Die Klägerin erklärte Vorsteuern aus den Aufwendungen für den Ferrari, so im Wesentlichen aus den Leasingraten und dem Kaufpreis. Die Renntage seien zur Patientenakquise besucht worden.

 

 

Lösung

Das Finanzgericht entschied, dass das Finanzamt die von der Klägerin geltend gemachten Vorsteuern aus den Aufwendungen für den Ferrari zu Recht gekürzt habe (vgl. Pressemitteilung des FG Baden-Württemberg vom 5.10.2016, Nr. 14/2016). Die Vorsteuerbeträge entfielen auf Aufwendungen, für die einkommensteuerrechtlich ein Abzugsverbot gelte. Nicht abziehbar seien Aufwendungen, die die Lebensführung des Steuerpflichtigen oder anderer Personen berührten, soweit sie nach allgemeiner Verkehrsauffassung als unangemessen anzusehen seien.

Die Lebensführung sei berührt, wenn die Aufwendungen durch persönliche Motive des Steuerpflichtigen mitveranlasst seien. Ein unangemessener betrieblicher Repräsentationsaufwand liege vor, wenn ein ordentlicher und gewissenhafter Unternehmer die Aufwendungen nicht tätigen würde. Zu berücksichtigen seien alle Umstände des Einzelfalls, also die Größe des Unternehmens, die Höhe des Umsatzes und des Gewinns sowie die Bedeutung des Repräsentationsaufwands für den Geschäftserfolg nach der Art der ausgeübten Tätigkeit und seiner Üblichkeit.
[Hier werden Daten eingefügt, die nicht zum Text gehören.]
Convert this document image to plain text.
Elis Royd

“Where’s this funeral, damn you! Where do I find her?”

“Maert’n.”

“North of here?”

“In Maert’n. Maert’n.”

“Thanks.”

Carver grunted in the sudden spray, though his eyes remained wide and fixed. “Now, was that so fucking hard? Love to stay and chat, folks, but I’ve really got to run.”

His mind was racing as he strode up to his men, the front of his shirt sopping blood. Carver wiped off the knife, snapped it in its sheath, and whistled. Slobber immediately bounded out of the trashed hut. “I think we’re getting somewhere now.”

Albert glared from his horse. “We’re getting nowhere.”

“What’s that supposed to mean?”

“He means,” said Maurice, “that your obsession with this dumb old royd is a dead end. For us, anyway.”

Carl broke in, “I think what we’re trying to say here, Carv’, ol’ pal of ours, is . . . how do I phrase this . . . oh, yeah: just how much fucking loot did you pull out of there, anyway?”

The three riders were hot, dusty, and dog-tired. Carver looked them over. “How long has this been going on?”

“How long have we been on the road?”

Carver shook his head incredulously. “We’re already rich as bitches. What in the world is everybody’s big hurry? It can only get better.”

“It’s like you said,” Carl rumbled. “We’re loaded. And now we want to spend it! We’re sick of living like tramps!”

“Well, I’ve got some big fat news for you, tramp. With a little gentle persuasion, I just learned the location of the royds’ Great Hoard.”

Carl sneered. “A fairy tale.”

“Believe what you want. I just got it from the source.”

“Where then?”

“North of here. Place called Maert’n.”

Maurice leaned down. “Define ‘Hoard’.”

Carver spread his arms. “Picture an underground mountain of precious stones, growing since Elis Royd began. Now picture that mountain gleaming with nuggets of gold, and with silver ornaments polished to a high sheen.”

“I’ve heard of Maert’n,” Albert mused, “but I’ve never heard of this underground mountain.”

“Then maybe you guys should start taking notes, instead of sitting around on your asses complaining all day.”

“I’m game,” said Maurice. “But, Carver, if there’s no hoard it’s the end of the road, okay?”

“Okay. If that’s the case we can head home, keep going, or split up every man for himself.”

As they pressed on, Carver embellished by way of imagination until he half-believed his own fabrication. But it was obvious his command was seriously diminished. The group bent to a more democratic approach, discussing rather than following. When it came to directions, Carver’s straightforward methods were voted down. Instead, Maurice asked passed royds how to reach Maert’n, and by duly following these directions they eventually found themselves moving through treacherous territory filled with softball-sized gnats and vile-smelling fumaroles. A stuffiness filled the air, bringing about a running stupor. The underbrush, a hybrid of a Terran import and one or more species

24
Hier aber wurde die Bedeutung des Repräsentationsaufwands für den zahnärztlichen Geschäftserfolg als gering eingeschätzt, zumal der Ferrari vor allem für Fahrten zum Steuerberater, zu den Banken und zu Fortbildungsveranstaltungen genutzt werde.

 

 

Praxishinweise:

  • Aus einkommensteuerrechtlicher Sicht hatte zuvor das FG Nürnberg im Urteil vom 27.1.2012 ( 7 K 966/2009, siehe dazu ausführlich Hillmer) einen ähnlichen Standpunkt vertreten: Ein Kfz kann dann nicht dem Betriebsvermögen zugeordnet werden, wenn es aufgrund seiner Beschaffenheit und seiner Zweckbestimmung dem Betrieb nicht dauernd und uneingeschränkt dienen kann. Beim Erwerb und Halten eines Luxussportwagens, dessen Kostenlast in einem unausgewogenen Verhältnis zum Umfang der tatsächlichen betrieblichen Nutzung steht, ist bei typisierender Betrachtung regelmäßig davon auszugehen, dass die Anschaffung privat veranlasst war (§ 4 Abs. 4 und 5 Nr. 7 EStG). Bestätigt wurde diese Sichtweise durch den BFH mit Urteil vom 29.4.2014, VIII R 20/12, erläutert durch Thurow).
  • Aus der Argumentation des FG Nürnberg ließ sich ablesen, dass z.B. ein auf Sylt tätiger Makler für Luxusvillen weniger Probleme mit der Anerkennung entsprechender Pkw-Aufwendungen gehabt hätte, weil dann das Argument, dadurch Repräsentationserfolge erzielen zu können, tragfähiger gewesen wäre als bei einem Tierarzt. Dies dürfte auch auf Konstellationen zutreffen, die dem nun vom FG Baden-Württemberg entschiedenen Streitfall ähnlich sind. Vielleicht sollten Zahnärzte doch eher Fahrten zu Kliniken und medizinischen Kongressen mit dem Ferrari als Repräsentationsaufwand anzusetzen versuchen als den Besuch von Renntagen, selbst wenn es dort im Wetteifer auch einmal zum Zahnausfall bei Streitigkeiten kommen mag. Weitere Praxisbeispiele zu dieser Thematik sind der Vorbesprechung des Nürnberger Urteils zu entnehmen.
  • Bezeichnenderweise stimmen beide Urteile auch darin überein, dass Vielfahrer, die sich wie in den Streitfällen nicht auf einen Ferrari beschränken, sondern auch Porsche und Mercedes zu schätzen wissen, sich nur wenige Ferrari-Ausfahrten gönnen, was zu extrem hohen Vorsteuerbeträgen je km führt. Soweit Zahn- oder Tierärzte also nicht beratungsresistent sein sollten, könnte sich hier ein attraktives betriebswirtschaftliches Beratungsfeld für Bilanzbuchhalter auftun, um bei zu seltenem, berufsuntypischem Einsatz gegensteuernd im Sinne einer weniger problematischen Fahrtenzuordnung eingreifen zu können – womöglich sogar vom Beifahrersitz aus, wenn der vom Fachgespräch ermüdete Mandant am Steuer einzuschlafen droht.